FreeWheel’s platform facilitates the cross-platform insertion of advertising in on-demand programming and live streaming feeds, making it easier for content companies and distributors to squeeze more advertising revenue from their content offerings over time. FreeWheel is known for its ability to offer highly targeted advertising insertion based on a range of user-specific factors that are attractive to advertisers.
Headquartered in Silicon Valley, FreeWheel has worked with a host of blue-chip clients since its formation in 2007 — including Amazon, Fox and NBCUniversal, Turner Broadcasting and AT&T.

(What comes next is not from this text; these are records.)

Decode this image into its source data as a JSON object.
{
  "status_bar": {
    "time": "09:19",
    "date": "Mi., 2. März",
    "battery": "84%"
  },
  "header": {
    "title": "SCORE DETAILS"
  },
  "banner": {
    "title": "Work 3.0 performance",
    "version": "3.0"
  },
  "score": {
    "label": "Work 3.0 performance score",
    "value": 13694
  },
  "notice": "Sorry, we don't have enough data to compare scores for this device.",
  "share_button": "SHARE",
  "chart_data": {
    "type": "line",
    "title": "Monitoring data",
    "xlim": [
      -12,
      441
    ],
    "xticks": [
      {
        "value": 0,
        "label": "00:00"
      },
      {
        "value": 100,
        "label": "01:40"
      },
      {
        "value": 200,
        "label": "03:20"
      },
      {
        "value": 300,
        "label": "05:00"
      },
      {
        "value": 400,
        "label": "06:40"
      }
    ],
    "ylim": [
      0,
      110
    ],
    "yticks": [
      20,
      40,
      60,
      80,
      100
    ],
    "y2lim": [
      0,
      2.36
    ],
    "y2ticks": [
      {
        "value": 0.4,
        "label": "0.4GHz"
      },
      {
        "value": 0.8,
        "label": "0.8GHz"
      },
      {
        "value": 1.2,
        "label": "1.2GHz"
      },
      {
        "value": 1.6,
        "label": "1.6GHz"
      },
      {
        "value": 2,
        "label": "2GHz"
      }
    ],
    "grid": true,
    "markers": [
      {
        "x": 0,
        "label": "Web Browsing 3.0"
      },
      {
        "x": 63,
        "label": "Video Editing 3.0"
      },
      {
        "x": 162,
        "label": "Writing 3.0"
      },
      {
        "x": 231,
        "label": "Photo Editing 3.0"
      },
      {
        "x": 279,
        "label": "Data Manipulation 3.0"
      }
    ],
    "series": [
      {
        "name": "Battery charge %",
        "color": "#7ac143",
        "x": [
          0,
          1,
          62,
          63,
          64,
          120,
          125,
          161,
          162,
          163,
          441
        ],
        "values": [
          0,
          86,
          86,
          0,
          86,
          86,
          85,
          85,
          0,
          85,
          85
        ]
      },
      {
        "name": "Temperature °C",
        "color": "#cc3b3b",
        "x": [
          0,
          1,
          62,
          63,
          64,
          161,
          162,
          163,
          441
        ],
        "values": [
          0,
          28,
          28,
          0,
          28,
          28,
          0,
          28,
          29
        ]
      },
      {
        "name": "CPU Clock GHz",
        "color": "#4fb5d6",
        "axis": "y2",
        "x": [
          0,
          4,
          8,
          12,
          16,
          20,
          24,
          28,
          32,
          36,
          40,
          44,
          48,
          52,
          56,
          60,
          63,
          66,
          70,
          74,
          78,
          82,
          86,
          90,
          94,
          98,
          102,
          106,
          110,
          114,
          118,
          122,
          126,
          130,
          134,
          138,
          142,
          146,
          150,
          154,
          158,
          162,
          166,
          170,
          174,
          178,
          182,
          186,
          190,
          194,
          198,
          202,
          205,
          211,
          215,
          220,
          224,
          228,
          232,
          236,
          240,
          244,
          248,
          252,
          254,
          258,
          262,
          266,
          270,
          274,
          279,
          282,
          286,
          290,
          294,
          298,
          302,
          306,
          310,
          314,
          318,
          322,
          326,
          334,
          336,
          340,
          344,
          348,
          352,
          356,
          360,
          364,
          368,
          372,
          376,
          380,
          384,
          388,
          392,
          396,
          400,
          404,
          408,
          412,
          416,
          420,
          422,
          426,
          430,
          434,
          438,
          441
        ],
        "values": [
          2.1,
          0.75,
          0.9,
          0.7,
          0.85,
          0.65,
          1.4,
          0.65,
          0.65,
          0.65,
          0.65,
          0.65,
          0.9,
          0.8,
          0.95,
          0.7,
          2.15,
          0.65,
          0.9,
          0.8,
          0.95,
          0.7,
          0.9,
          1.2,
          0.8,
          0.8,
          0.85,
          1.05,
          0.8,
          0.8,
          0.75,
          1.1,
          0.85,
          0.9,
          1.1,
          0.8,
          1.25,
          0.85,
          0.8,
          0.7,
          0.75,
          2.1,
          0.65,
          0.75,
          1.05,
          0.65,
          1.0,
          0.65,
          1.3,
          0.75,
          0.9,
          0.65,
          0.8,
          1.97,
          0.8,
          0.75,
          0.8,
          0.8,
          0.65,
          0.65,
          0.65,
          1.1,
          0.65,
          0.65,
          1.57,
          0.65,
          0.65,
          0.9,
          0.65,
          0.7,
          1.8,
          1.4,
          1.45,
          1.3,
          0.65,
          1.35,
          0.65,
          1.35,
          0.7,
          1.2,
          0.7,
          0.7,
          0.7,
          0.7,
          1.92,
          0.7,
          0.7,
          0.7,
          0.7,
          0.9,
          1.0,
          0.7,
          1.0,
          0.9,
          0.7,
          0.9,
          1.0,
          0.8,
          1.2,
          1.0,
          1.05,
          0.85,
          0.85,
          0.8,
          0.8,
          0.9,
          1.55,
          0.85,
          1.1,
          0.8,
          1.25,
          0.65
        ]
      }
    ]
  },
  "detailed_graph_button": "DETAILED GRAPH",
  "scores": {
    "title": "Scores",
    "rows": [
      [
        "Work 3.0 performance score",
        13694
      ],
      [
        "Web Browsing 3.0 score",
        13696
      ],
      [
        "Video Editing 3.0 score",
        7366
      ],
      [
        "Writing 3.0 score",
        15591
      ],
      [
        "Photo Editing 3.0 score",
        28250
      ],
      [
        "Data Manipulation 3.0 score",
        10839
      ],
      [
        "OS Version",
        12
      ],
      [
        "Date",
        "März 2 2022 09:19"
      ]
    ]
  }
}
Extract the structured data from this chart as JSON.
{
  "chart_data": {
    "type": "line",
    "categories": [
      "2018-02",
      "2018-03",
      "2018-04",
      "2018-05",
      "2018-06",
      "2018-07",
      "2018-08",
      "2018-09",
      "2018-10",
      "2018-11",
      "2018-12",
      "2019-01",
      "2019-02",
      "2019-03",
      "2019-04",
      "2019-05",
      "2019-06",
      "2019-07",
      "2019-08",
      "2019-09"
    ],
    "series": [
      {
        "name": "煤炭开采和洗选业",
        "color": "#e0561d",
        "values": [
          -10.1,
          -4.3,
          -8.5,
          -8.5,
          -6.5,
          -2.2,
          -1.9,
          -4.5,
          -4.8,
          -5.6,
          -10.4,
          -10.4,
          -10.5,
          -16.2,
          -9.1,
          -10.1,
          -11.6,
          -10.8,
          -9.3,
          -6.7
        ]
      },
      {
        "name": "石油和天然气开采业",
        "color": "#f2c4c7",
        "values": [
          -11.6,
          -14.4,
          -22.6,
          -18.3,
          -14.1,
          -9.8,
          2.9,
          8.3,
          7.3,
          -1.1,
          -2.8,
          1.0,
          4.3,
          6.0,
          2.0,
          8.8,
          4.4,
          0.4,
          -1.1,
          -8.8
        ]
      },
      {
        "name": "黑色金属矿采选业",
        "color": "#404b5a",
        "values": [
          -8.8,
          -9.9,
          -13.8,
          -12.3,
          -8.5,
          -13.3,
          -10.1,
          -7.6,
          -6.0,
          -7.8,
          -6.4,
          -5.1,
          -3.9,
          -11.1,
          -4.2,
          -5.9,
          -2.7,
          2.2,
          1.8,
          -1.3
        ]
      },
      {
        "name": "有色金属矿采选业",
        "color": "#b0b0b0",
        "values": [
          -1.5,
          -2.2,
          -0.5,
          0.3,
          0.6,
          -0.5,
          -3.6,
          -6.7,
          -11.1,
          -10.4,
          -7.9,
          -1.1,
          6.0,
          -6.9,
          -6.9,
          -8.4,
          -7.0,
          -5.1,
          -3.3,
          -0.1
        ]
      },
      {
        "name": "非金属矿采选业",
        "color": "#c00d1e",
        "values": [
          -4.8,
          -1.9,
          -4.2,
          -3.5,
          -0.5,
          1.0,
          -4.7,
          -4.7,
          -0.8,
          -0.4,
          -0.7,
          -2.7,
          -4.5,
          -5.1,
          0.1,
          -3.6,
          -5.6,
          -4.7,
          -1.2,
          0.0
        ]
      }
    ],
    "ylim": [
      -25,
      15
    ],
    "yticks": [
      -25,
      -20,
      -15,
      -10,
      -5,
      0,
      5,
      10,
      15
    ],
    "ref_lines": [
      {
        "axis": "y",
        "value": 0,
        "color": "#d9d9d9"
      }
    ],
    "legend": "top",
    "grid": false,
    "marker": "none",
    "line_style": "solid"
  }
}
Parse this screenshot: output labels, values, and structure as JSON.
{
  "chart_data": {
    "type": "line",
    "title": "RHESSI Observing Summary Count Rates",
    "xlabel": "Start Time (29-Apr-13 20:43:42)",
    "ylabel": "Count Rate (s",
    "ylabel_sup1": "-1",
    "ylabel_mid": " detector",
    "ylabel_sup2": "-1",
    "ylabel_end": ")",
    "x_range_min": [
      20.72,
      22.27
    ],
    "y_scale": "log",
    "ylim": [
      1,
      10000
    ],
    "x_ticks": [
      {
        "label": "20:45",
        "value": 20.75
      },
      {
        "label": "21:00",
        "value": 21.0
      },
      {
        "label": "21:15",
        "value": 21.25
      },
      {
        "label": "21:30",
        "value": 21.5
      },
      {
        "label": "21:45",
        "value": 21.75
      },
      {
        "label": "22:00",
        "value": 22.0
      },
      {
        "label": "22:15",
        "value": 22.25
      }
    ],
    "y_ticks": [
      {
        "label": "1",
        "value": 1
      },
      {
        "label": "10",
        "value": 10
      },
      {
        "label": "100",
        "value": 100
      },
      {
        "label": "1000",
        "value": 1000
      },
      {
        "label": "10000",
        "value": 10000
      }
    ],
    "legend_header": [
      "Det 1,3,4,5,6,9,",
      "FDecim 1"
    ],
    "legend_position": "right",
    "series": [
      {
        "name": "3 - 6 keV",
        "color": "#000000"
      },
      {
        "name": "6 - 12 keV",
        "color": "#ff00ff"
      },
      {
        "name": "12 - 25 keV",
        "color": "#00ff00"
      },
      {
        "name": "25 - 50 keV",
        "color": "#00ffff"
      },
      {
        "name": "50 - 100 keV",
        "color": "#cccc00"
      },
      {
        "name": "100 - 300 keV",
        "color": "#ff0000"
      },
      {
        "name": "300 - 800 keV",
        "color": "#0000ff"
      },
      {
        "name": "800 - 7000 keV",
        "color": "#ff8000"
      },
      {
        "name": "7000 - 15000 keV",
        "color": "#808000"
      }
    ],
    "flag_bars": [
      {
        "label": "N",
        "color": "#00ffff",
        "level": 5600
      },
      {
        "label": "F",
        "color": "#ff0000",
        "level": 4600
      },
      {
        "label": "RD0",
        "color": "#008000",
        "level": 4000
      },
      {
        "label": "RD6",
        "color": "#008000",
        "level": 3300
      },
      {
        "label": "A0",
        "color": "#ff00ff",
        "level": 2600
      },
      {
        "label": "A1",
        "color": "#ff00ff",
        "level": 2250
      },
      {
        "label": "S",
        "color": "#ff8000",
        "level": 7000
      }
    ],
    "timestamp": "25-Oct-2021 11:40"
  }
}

Owning FreeWheel would be a benefit to Comcast as it looks to expand its digital content offerings after it absorbs Time Warner Cable, as planned through the $45.2 billion merger agreement set last month.
If that deal is completed, Comcast will have the size and scale with its broadband and video subscribers to drive the development of new templates for advertising deals — so long as it has the technological capacity to make it easy for buyers and sellers.
Sources close to the situation said the plan is for FreeWheel to remain an autonomous unit within Comcast and maintain its business relationships with outside digital and TV clients. The hope is that FreeWheel’s monetization-focused technology will encourage content providers to make more programming available on-demand, something Comcast has pushed for years.
Comcast reps declined comment on the matter late Saturday. News of the FreeWheel acquisition was reported by TechCrunch and other digital news outlets.